Aside from the improbability of the scenario he described, he was lecturing us. Marguerite was content simply to look at him, Paul hung on his words, and Madame Chevalier’s mind was clearly elsewhere. I began to understand what Theo had endured while living with his brother. Theo had told me that sometimes he would go to bed to try to evade Vincent’s monologues, but his brother would simply pull up a chair next to the bed and keep talking, hectoring Theo for a reaction, but growing furious if he disagreed. I had once found this difficult to imagine, but on that Sunday, I detected the first hint of Vincent’s mind in an unbalanced state.

I feel ashamed of this now, but it must be remembered that I was, I am, a doctor.
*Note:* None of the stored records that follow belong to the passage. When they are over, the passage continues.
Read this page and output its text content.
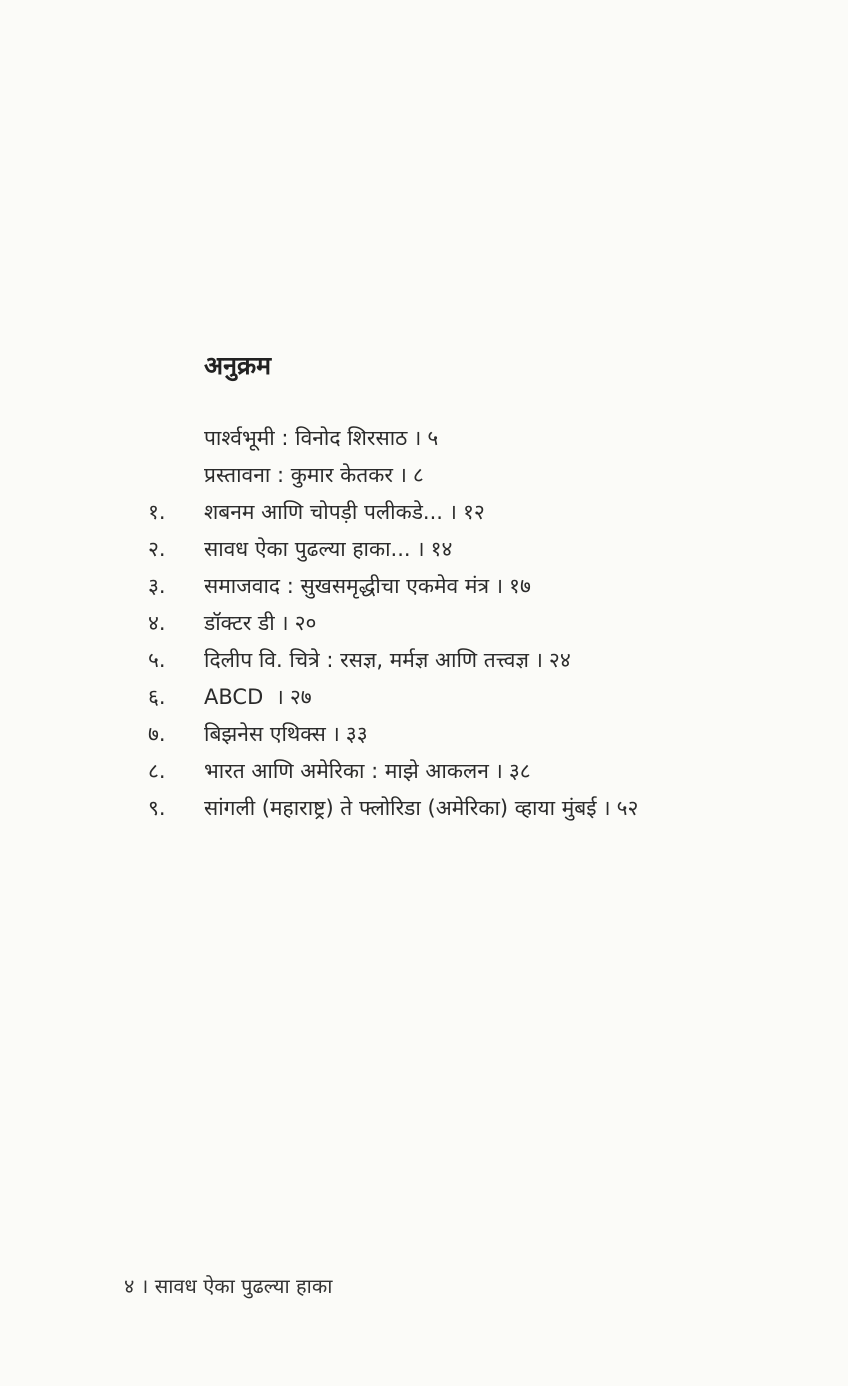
अनुक्रम
पार्श्वभूमी : विनोद शिरसाठ । ५
प्रस्तावना : कुमार केतकर । ८
१. शबनम आणि चोपड़ी पलीकडे... । १२
२. सावध ऐका पुढल्या हाका... । १४
३. समाजवाद : सुखसमृद्धीचा एकमेव मंत्र । १७
४. डॉक्टर डी । २०
५. दिलीप वि. चित्रे : रसज्ञ, मर्मज्ञ आणि तत्त्वज्ञ । २४
६. ABCD । २७
७. बिझनेस एथिक्स । ३३
८. भारत आणि अमेरिका : माझे आकलन । ३८
९. सांगली (महाराष्ट्र) ते फ्लोरिडा (अमेरिका) व्हाया मुंबई । ५२
४ । सावध ऐका पुढल्या हाका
As his friend, I wanted only a quiet, easy life for him, but as a medical man, I was keenly interested in this hint of manic behavior.

When luncheon was finished, Vincent and I went up to the studio because he wanted to look again at my Cézanne flower paintings. He had been contemplating his own canvases that had been sent from St.-Rémy, among them a magnificent vase of irises set against a yellow wall. Though he did not care for most of Cézanne’s paintings, he thought the flower pictures the best of them, and I believe he wanted to measure his own against that standard.

He was in a fault-finding mood. I had not seen this irritable quality in him before now. Cézanne’s palette, with its grayed colors, struck him as murky and unpleasant. He also took exception to the older artist’s brushwork, which he called “timid.” Of course, in comparison with his own bold treatment of paint, it would have been difficult to find brushwork that was not “timid.” There was no pleasing him that day, though.